Best Thing To Me About This Contest: Student choice. The fact that students can write about any topic, as long as it’s outdoor-oriented is a big plus for this contest. My students wrote about hiking, taking their first deer, fishing, and just climbing a tree. Anyone can relate to this topic and has an outdoor memory they can reflect on. I also like that poetry is an option, although only one of my students entered a poem last year.
Skills Addressed: This contest lends itself to narrative writing skills. Students must learn to sequence events logically, use appropriate transitions, and incorporate sensory language and imagery. However, there are other ways to approach the contest. For example, argument and opinion pieces may be entered. Again, choice is central to this contest.
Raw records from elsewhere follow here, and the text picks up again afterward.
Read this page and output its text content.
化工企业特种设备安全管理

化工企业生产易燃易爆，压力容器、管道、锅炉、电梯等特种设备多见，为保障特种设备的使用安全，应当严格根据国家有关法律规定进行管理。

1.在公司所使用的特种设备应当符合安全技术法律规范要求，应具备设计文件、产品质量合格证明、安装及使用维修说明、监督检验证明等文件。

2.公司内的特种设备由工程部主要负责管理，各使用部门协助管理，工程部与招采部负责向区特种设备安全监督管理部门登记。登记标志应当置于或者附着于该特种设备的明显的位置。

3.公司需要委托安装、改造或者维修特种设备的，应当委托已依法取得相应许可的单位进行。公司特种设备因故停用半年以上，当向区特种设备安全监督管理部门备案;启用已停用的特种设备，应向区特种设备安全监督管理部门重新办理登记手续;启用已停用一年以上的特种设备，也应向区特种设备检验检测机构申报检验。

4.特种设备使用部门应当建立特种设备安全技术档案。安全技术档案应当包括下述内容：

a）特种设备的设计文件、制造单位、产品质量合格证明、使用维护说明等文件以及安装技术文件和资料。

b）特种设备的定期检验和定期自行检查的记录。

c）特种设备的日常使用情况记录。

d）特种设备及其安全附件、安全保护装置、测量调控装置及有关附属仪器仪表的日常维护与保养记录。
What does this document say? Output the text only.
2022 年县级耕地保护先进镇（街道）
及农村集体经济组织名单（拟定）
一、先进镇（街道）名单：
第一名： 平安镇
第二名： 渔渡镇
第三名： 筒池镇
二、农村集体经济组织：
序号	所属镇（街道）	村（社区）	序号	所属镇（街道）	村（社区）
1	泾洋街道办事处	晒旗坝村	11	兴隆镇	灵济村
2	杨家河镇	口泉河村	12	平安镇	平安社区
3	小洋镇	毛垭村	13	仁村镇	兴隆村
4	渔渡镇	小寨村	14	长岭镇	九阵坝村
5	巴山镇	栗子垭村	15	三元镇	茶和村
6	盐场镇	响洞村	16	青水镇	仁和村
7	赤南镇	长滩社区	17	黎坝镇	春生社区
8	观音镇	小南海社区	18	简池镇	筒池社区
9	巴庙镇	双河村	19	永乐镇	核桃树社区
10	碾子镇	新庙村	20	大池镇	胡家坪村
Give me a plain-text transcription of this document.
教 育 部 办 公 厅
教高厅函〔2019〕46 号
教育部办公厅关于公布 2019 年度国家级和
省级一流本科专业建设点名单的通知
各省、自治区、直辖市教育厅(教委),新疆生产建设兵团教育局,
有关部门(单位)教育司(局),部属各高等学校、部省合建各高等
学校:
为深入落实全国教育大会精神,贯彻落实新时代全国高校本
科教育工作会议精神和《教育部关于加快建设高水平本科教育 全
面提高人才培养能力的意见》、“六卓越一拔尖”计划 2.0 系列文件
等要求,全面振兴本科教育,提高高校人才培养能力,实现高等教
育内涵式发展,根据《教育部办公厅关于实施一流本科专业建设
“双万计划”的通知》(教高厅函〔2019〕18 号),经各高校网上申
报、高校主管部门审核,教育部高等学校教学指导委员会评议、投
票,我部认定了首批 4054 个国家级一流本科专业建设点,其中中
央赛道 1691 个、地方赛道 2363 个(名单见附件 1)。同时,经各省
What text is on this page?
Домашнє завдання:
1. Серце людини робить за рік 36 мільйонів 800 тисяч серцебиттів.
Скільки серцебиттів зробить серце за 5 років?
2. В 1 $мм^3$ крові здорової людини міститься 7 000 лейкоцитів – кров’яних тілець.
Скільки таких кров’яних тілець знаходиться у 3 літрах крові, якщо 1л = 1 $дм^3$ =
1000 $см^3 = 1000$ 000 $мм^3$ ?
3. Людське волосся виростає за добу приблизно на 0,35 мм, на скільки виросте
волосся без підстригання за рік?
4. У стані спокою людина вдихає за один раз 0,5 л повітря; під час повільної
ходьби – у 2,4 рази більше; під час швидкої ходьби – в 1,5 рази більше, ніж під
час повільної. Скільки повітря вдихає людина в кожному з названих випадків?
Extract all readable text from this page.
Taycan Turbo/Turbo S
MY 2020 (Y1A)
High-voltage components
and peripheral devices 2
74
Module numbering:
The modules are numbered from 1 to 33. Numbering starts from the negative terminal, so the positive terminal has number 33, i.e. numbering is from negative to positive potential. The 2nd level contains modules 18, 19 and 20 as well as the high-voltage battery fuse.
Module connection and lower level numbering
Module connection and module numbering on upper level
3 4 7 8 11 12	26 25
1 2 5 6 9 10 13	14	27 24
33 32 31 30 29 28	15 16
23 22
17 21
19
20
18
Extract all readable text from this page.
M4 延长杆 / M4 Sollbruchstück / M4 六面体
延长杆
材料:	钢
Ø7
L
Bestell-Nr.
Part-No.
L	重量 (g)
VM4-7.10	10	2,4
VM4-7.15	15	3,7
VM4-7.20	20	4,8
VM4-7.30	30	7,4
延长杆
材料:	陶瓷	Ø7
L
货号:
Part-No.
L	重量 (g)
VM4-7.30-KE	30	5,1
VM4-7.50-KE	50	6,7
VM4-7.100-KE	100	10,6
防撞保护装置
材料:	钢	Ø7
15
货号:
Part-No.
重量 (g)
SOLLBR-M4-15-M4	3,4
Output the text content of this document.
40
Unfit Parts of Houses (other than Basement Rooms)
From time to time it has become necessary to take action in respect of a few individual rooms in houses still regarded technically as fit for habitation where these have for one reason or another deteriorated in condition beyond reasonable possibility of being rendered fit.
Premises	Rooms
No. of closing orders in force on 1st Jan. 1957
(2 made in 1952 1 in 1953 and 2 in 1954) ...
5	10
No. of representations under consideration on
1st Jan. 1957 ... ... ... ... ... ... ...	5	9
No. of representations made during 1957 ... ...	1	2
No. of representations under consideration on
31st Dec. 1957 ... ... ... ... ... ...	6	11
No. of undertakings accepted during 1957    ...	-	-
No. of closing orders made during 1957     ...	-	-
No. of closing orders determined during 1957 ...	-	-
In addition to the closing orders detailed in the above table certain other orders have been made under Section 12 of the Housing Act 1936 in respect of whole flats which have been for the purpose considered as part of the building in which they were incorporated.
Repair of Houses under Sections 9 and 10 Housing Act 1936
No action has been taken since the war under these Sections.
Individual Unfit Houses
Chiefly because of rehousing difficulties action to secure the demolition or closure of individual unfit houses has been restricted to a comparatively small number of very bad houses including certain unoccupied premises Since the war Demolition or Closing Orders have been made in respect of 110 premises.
Length: No length requirement is listed on the contest’s guidelines.
Deadline: In 2017, the deadline was March 15. Make sure to adjust the deadline around spring break. Check back here to confirm the 2018 deadline date. Winners are announced in early August, which will seem like an eternity to your students! However, if one of them wins, it’s a great way to start the next school year!
Prizes: This year, Falcon Guides, a publisher of guidebooks for outdoor enthusiasts, provided prizes totaling $1,500. In addition, the OWAA eventually publishes all winning entries in its print magazine Outdoors Unlimited and on its website. So far, however, I’ve had a hard time finding winning entries from recent years.
How to Enter: Entries may be submitted online via an email address. However, entries can also be mailed to OWAA’s Missoula office, which is what I chose to do last year, my first year to try this contest. I attached a slip of paper to each entry that noted the division (junior) and category (prose or poetry). This is a required step for all entries. Next year, I may try emailing the entries.
For more information: Click here for complete rules.
Give this contest a try! I think your students will find engagement due to the wide variety of topics they can explore with this contest. Good luck!